Confira o artigo escrito pelo membro titular da ABC Luiz Carlos Dias, publicado Jornal da Unicamp no dia 5/7. Em novo texto sobre a pandemia de COVID-19, o Acadêmico esclarece dúvidas sobre a recente notícia de que lotes vencidos da vacina Oxford/AstraZeneca foram aplicadas em cidadãos brasileiros. Dias é professor titular do Instituto de Química da Universidade Estadual de Campinas (Unicamp) e bolsista 1A do CNPq.

Segundo matéria publicada no jornal “Folha de São Paulo” no dia 02/07/2021, 25.935 mil doses da vacina Oxford/AstraZeneca teriam sido aplicadas fora do prazo de validade em 1.532 cidades brasileiras. Aparentemente, oito lotes (4120Z001, 4120Z004, 4120Z005, 4120Z025, CTMAV501, CTMAV505, CTMAV506 e CTMAV520) indicavam data de vencimento entre 29/03/2021 e 4/06/2021. O levantamento publicado na Folha cita cruzamento de dados dos sistemas DataSUS (do Ministério da Saúde) e Sage (Sala de Apoio à Gestão Estratégica), que armazena os dados dos imunizantes entregues para os estados com número de lote e data de validade. O montante de 25.935 mil doses supostamente vencidas corresponde a 0.025% do total de 103.454,255 milhões de doses aplicadas.

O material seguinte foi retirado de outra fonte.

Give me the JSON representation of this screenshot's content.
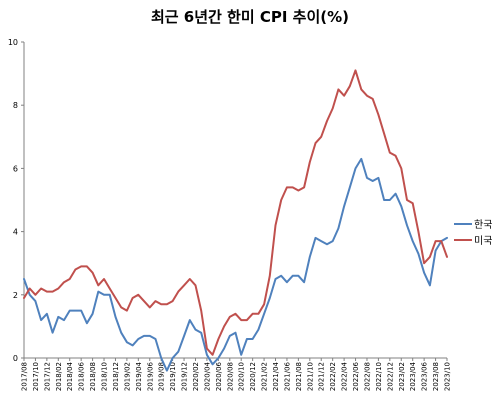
{
  "chart_data": {
    "type": "line",
    "title": "최근 6년간 한미 CPI 추이(%)",
    "xlabel": "",
    "ylabel": "",
    "ylim": [
      0,
      10
    ],
    "yticks": [
      0,
      2,
      4,
      6,
      8,
      10
    ],
    "grid": "none",
    "legend_position": "right",
    "x": [
      "2017/08",
      "2017/09",
      "2017/10",
      "2017/11",
      "2017/12",
      "2018/01",
      "2018/02",
      "2018/03",
      "2018/04",
      "2018/05",
      "2018/06",
      "2018/07",
      "2018/08",
      "2018/09",
      "2018/10",
      "2018/11",
      "2018/12",
      "2019/01",
      "2019/02",
      "2019/03",
      "2019/04",
      "2019/05",
      "2019/06",
      "2019/07",
      "2019/08",
      "2019/09",
      "2019/10",
      "2019/11",
      "2019/12",
      "2020/01",
      "2020/02",
      "2020/03",
      "2020/04",
      "2020/05",
      "2020/06",
      "2020/07",
      "2020/08",
      "2020/09",
      "2020/10",
      "2020/11",
      "2020/12",
      "2021/01",
      "2021/02",
      "2021/03",
      "2021/04",
      "2021/05",
      "2021/06",
      "2021/07",
      "2021/08",
      "2021/09",
      "2021/10",
      "2021/11",
      "2021/12",
      "2022/01",
      "2022/02",
      "2022/03",
      "2022/04",
      "2022/05",
      "2022/06",
      "2022/07",
      "2022/08",
      "2022/09",
      "2022/10",
      "2022/11",
      "2022/12",
      "2023/01",
      "2023/02",
      "2023/03",
      "2023/04",
      "2023/05",
      "2023/06",
      "2023/07",
      "2023/08",
      "2023/09",
      "2023/10"
    ],
    "x_tick_labels": [
      "2017/08",
      "2017/10",
      "2017/12",
      "2018/02",
      "2018/04",
      "2018/06",
      "2018/08",
      "2018/10",
      "2018/12",
      "2019/02",
      "2019/04",
      "2019/06",
      "2019/08",
      "2019/10",
      "2019/12",
      "2020/02",
      "2020/04",
      "2020/06",
      "2020/08",
      "2020/10",
      "2020/12",
      "2021/02",
      "2021/04",
      "2021/06",
      "2021/08",
      "2021/10",
      "2021/12",
      "2022/02",
      "2022/04",
      "2022/06",
      "2022/08",
      "2022/10",
      "2022/12",
      "2023/02",
      "2023/04",
      "2023/06",
      "2023/08",
      "2023/10"
    ],
    "series": [
      {
        "name": "한국",
        "color": "#4f81bd",
        "values": [
          2.5,
          2.0,
          1.8,
          1.2,
          1.4,
          0.8,
          1.3,
          1.2,
          1.5,
          1.5,
          1.5,
          1.1,
          1.4,
          2.1,
          2.0,
          2.0,
          1.3,
          0.8,
          0.5,
          0.4,
          0.6,
          0.7,
          0.7,
          0.6,
          0.0,
          -0.4,
          0.0,
          0.2,
          0.7,
          1.2,
          0.9,
          0.8,
          0.1,
          -0.2,
          0.0,
          0.3,
          0.7,
          0.8,
          0.1,
          0.6,
          0.6,
          0.9,
          1.4,
          1.9,
          2.5,
          2.6,
          2.4,
          2.6,
          2.6,
          2.4,
          3.2,
          3.8,
          3.7,
          3.6,
          3.7,
          4.1,
          4.8,
          5.4,
          6.0,
          6.3,
          5.7,
          5.6,
          5.7,
          5.0,
          5.0,
          5.2,
          4.8,
          4.2,
          3.7,
          3.3,
          2.7,
          2.3,
          3.4,
          3.7,
          3.8
        ]
      },
      {
        "name": "미국",
        "color": "#c0504d",
        "values": [
          1.9,
          2.2,
          2.0,
          2.2,
          2.1,
          2.1,
          2.2,
          2.4,
          2.5,
          2.8,
          2.9,
          2.9,
          2.7,
          2.3,
          2.5,
          2.2,
          1.9,
          1.6,
          1.5,
          1.9,
          2.0,
          1.8,
          1.6,
          1.8,
          1.7,
          1.7,
          1.8,
          2.1,
          2.3,
          2.5,
          2.3,
          1.5,
          0.3,
          0.1,
          0.6,
          1.0,
          1.3,
          1.4,
          1.2,
          1.2,
          1.4,
          1.4,
          1.7,
          2.6,
          4.2,
          5.0,
          5.4,
          5.4,
          5.3,
          5.4,
          6.2,
          6.8,
          7.0,
          7.5,
          7.9,
          8.5,
          8.3,
          8.6,
          9.1,
          8.5,
          8.3,
          8.2,
          7.7,
          7.1,
          6.5,
          6.4,
          6.0,
          5.0,
          4.9,
          4.0,
          3.0,
          3.2,
          3.7,
          3.7,
          3.2
        ]
      }
    ]
  }
}
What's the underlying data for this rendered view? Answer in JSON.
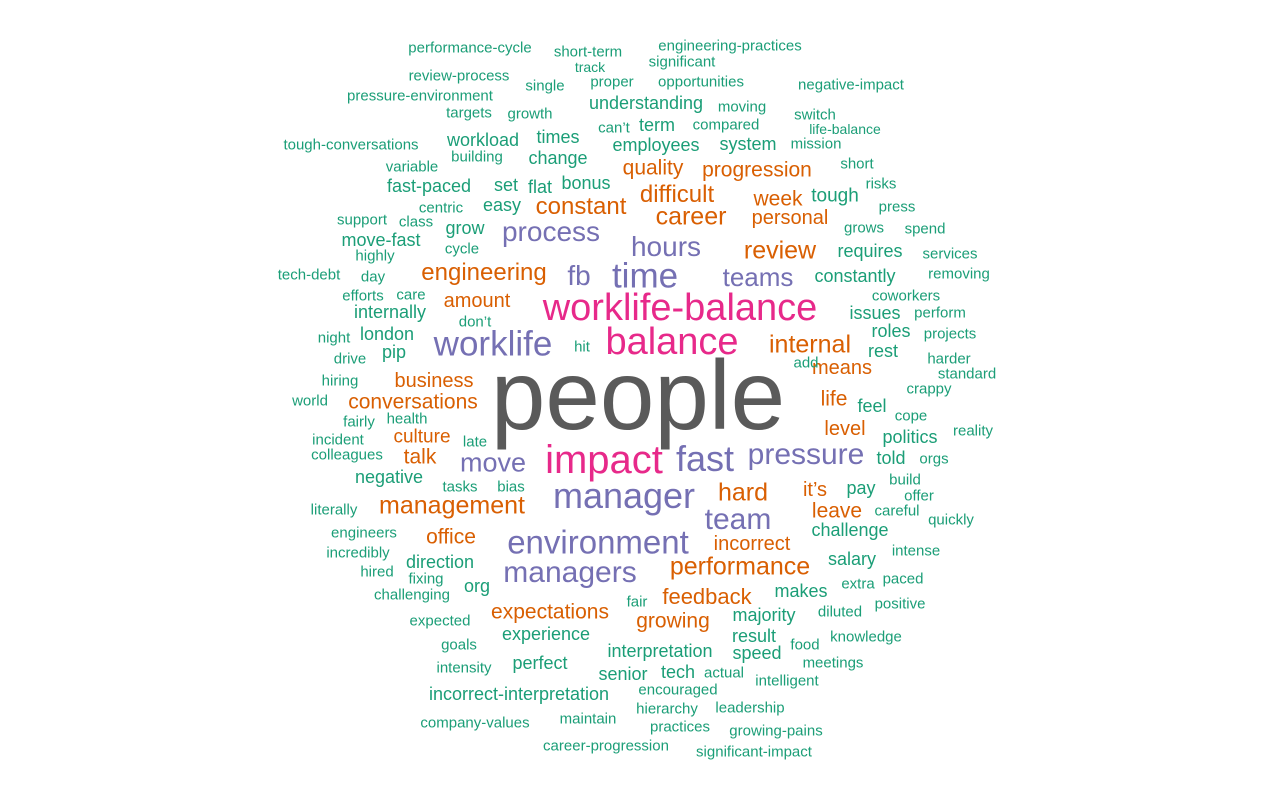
{
  "colors": {
    "darkgray": "#5a5a5a",
    "magenta": "#e7298a",
    "purple": "#7570b3",
    "orange": "#d95f02",
    "teal": "#1b9e77"
  },
  "words": [
    {
      "text": "people",
      "color": "darkgray"
    },
    {
      "text": "impact",
      "color": "magenta"
    },
    {
      "text": "balance",
      "color": "magenta"
    },
    {
      "text": "worklife-balance",
      "color": "magenta"
    },
    {
      "text": "manager",
      "color": "purple"
    },
    {
      "text": "fast",
      "color": "purple"
    },
    {
      "text": "environment",
      "color": "purple"
    },
    {
      "text": "worklife",
      "color": "purple"
    },
    {
      "text": "time",
      "color": "purple"
    },
    {
      "text": "pressure",
      "color": "purple"
    },
    {
      "text": "managers",
      "color": "purple"
    },
    {
      "text": "team",
      "color": "purple"
    },
    {
      "text": "move",
      "color": "purple"
    },
    {
      "text": "hours",
      "color": "purple"
    },
    {
      "text": "fb",
      "color": "purple"
    },
    {
      "text": "process",
      "color": "purple"
    },
    {
      "text": "teams",
      "color": "purple"
    },
    {
      "text": "management",
      "color": "orange"
    },
    {
      "text": "performance",
      "color": "orange"
    },
    {
      "text": "engineering",
      "color": "orange"
    },
    {
      "text": "internal",
      "color": "orange"
    },
    {
      "text": "career",
      "color": "orange"
    },
    {
      "text": "constant",
      "color": "orange"
    },
    {
      "text": "review",
      "color": "orange"
    },
    {
      "text": "hard",
      "color": "orange"
    },
    {
      "text": "difficult",
      "color": "orange"
    },
    {
      "text": "expectations",
      "color": "orange"
    },
    {
      "text": "feedback",
      "color": "orange"
    },
    {
      "text": "conversations",
      "color": "orange"
    },
    {
      "text": "progression",
      "color": "orange"
    },
    {
      "text": "business",
      "color": "orange"
    },
    {
      "text": "means",
      "color": "orange"
    },
    {
      "text": "growing",
      "color": "orange"
    },
    {
      "text": "incorrect",
      "color": "orange"
    },
    {
      "text": "personal",
      "color": "orange"
    },
    {
      "text": "office",
      "color": "orange"
    },
    {
      "text": "amount",
      "color": "orange"
    },
    {
      "text": "leave",
      "color": "orange"
    },
    {
      "text": "week",
      "color": "orange"
    },
    {
      "text": "quality",
      "color": "orange"
    },
    {
      "text": "culture",
      "color": "orange"
    },
    {
      "text": "talk",
      "color": "orange"
    },
    {
      "text": "life",
      "color": "orange"
    },
    {
      "text": "level",
      "color": "orange"
    },
    {
      "text": "it’s",
      "color": "orange"
    },
    {
      "text": "performance-cycle",
      "color": "teal"
    },
    {
      "text": "short-term",
      "color": "teal"
    },
    {
      "text": "engineering-practices",
      "color": "teal"
    },
    {
      "text": "significant",
      "color": "teal"
    },
    {
      "text": "track",
      "color": "teal"
    },
    {
      "text": "review-process",
      "color": "teal"
    },
    {
      "text": "single",
      "color": "teal"
    },
    {
      "text": "proper",
      "color": "teal"
    },
    {
      "text": "opportunities",
      "color": "teal"
    },
    {
      "text": "negative-impact",
      "color": "teal"
    },
    {
      "text": "pressure-environment",
      "color": "teal"
    },
    {
      "text": "understanding",
      "color": "teal"
    },
    {
      "text": "moving",
      "color": "teal"
    },
    {
      "text": "targets",
      "color": "teal"
    },
    {
      "text": "growth",
      "color": "teal"
    },
    {
      "text": "switch",
      "color": "teal"
    },
    {
      "text": "term",
      "color": "teal"
    },
    {
      "text": "compared",
      "color": "teal"
    },
    {
      "text": "can’t",
      "color": "teal"
    },
    {
      "text": "life-balance",
      "color": "teal"
    },
    {
      "text": "tough-conversations",
      "color": "teal"
    },
    {
      "text": "workload",
      "color": "teal"
    },
    {
      "text": "times",
      "color": "teal"
    },
    {
      "text": "employees",
      "color": "teal"
    },
    {
      "text": "system",
      "color": "teal"
    },
    {
      "text": "mission",
      "color": "teal"
    },
    {
      "text": "building",
      "color": "teal"
    },
    {
      "text": "change",
      "color": "teal"
    },
    {
      "text": "variable",
      "color": "teal"
    },
    {
      "text": "short",
      "color": "teal"
    },
    {
      "text": "fast-paced",
      "color": "teal"
    },
    {
      "text": "set",
      "color": "teal"
    },
    {
      "text": "flat",
      "color": "teal"
    },
    {
      "text": "bonus",
      "color": "teal"
    },
    {
      "text": "risks",
      "color": "teal"
    },
    {
      "text": "tough",
      "color": "teal"
    },
    {
      "text": "centric",
      "color": "teal"
    },
    {
      "text": "easy",
      "color": "teal"
    },
    {
      "text": "press",
      "color": "teal"
    },
    {
      "text": "support",
      "color": "teal"
    },
    {
      "text": "class",
      "color": "teal"
    },
    {
      "text": "grow",
      "color": "teal"
    },
    {
      "text": "grows",
      "color": "teal"
    },
    {
      "text": "spend",
      "color": "teal"
    },
    {
      "text": "move-fast",
      "color": "teal"
    },
    {
      "text": "cycle",
      "color": "teal"
    },
    {
      "text": "requires",
      "color": "teal"
    },
    {
      "text": "services",
      "color": "teal"
    },
    {
      "text": "highly",
      "color": "teal"
    },
    {
      "text": "tech-debt",
      "color": "teal"
    },
    {
      "text": "day",
      "color": "teal"
    },
    {
      "text": "constantly",
      "color": "teal"
    },
    {
      "text": "removing",
      "color": "teal"
    },
    {
      "text": "efforts",
      "color": "teal"
    },
    {
      "text": "care",
      "color": "teal"
    },
    {
      "text": "coworkers",
      "color": "teal"
    },
    {
      "text": "internally",
      "color": "teal"
    },
    {
      "text": "issues",
      "color": "teal"
    },
    {
      "text": "perform",
      "color": "teal"
    },
    {
      "text": "don’t",
      "color": "teal"
    },
    {
      "text": "roles",
      "color": "teal"
    },
    {
      "text": "projects",
      "color": "teal"
    },
    {
      "text": "night",
      "color": "teal"
    },
    {
      "text": "london",
      "color": "teal"
    },
    {
      "text": "rest",
      "color": "teal"
    },
    {
      "text": "hit",
      "color": "teal"
    },
    {
      "text": "pip",
      "color": "teal"
    },
    {
      "text": "drive",
      "color": "teal"
    },
    {
      "text": "add",
      "color": "teal"
    },
    {
      "text": "harder",
      "color": "teal"
    },
    {
      "text": "standard",
      "color": "teal"
    },
    {
      "text": "hiring",
      "color": "teal"
    },
    {
      "text": "crappy",
      "color": "teal"
    },
    {
      "text": "world",
      "color": "teal"
    },
    {
      "text": "feel",
      "color": "teal"
    },
    {
      "text": "cope",
      "color": "teal"
    },
    {
      "text": "fairly",
      "color": "teal"
    },
    {
      "text": "health",
      "color": "teal"
    },
    {
      "text": "reality",
      "color": "teal"
    },
    {
      "text": "incident",
      "color": "teal"
    },
    {
      "text": "late",
      "color": "teal"
    },
    {
      "text": "politics",
      "color": "teal"
    },
    {
      "text": "colleagues",
      "color": "teal"
    },
    {
      "text": "told",
      "color": "teal"
    },
    {
      "text": "orgs",
      "color": "teal"
    },
    {
      "text": "negative",
      "color": "teal"
    },
    {
      "text": "build",
      "color": "teal"
    },
    {
      "text": "tasks",
      "color": "teal"
    },
    {
      "text": "bias",
      "color": "teal"
    },
    {
      "text": "pay",
      "color": "teal"
    },
    {
      "text": "offer",
      "color": "teal"
    },
    {
      "text": "literally",
      "color": "teal"
    },
    {
      "text": "careful",
      "color": "teal"
    },
    {
      "text": "quickly",
      "color": "teal"
    },
    {
      "text": "engineers",
      "color": "teal"
    },
    {
      "text": "challenge",
      "color": "teal"
    },
    {
      "text": "incredibly",
      "color": "teal"
    },
    {
      "text": "intense",
      "color": "teal"
    },
    {
      "text": "direction",
      "color": "teal"
    },
    {
      "text": "salary",
      "color": "teal"
    },
    {
      "text": "hired",
      "color": "teal"
    },
    {
      "text": "fixing",
      "color": "teal"
    },
    {
      "text": "org",
      "color": "teal"
    },
    {
      "text": "extra",
      "color": "teal"
    },
    {
      "text": "paced",
      "color": "teal"
    },
    {
      "text": "challenging",
      "color": "teal"
    },
    {
      "text": "makes",
      "color": "teal"
    },
    {
      "text": "fair",
      "color": "teal"
    },
    {
      "text": "positive",
      "color": "teal"
    },
    {
      "text": "expected",
      "color": "teal"
    },
    {
      "text": "majority",
      "color": "teal"
    },
    {
      "text": "diluted",
      "color": "teal"
    },
    {
      "text": "experience",
      "color": "teal"
    },
    {
      "text": "result",
      "color": "teal"
    },
    {
      "text": "knowledge",
      "color": "teal"
    },
    {
      "text": "goals",
      "color": "teal"
    },
    {
      "text": "interpretation",
      "color": "teal"
    },
    {
      "text": "speed",
      "color": "teal"
    },
    {
      "text": "food",
      "color": "teal"
    },
    {
      "text": "perfect",
      "color": "teal"
    },
    {
      "text": "meetings",
      "color": "teal"
    },
    {
      "text": "intensity",
      "color": "teal"
    },
    {
      "text": "senior",
      "color": "teal"
    },
    {
      "text": "tech",
      "color": "teal"
    },
    {
      "text": "actual",
      "color": "teal"
    },
    {
      "text": "intelligent",
      "color": "teal"
    },
    {
      "text": "encouraged",
      "color": "teal"
    },
    {
      "text": "incorrect-interpretation",
      "color": "teal"
    },
    {
      "text": "hierarchy",
      "color": "teal"
    },
    {
      "text": "leadership",
      "color": "teal"
    },
    {
      "text": "maintain",
      "color": "teal"
    },
    {
      "text": "company-values",
      "color": "teal"
    },
    {
      "text": "practices",
      "color": "teal"
    },
    {
      "text": "growing-pains",
      "color": "teal"
    },
    {
      "text": "career-progression",
      "color": "teal"
    },
    {
      "text": "significant-impact",
      "color": "teal"
    }
  ]
}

As secretarias de saúde da grande maioria dos municípios citados na matéria negam que aplicaram doses fora do prazo de validade. Muitas prefeituras informam que se trata de um problema de notificação, sendo que as vacinas foram aplicadas na data correta, dentro do prazo de validade, mas os dados foram inseridos, alimentados no aplicativo do programa DataSus após a data de aplicação. As prefeituras estão se explicando, isto será esclarecido provavelmente em breve. As prefeituras não possuem a mesma infraestrutura e modo de operação para lançar os dados nos aplicativos e nem todas lançam os dados em tempo real.

 

Seria um erro vacinal?

Em termos de protocolo de saúde pública, se de fato as vacinas foram aplicadas fora do prazo de validade, caracteriza erro vacinal. Não é comum acontecer isso, o Programa Nacional de Imunizações (PNI) é confiável e uma das coisas que temos de melhor no País. Vacinação é algo que o Brasil sabe fazer muito bem.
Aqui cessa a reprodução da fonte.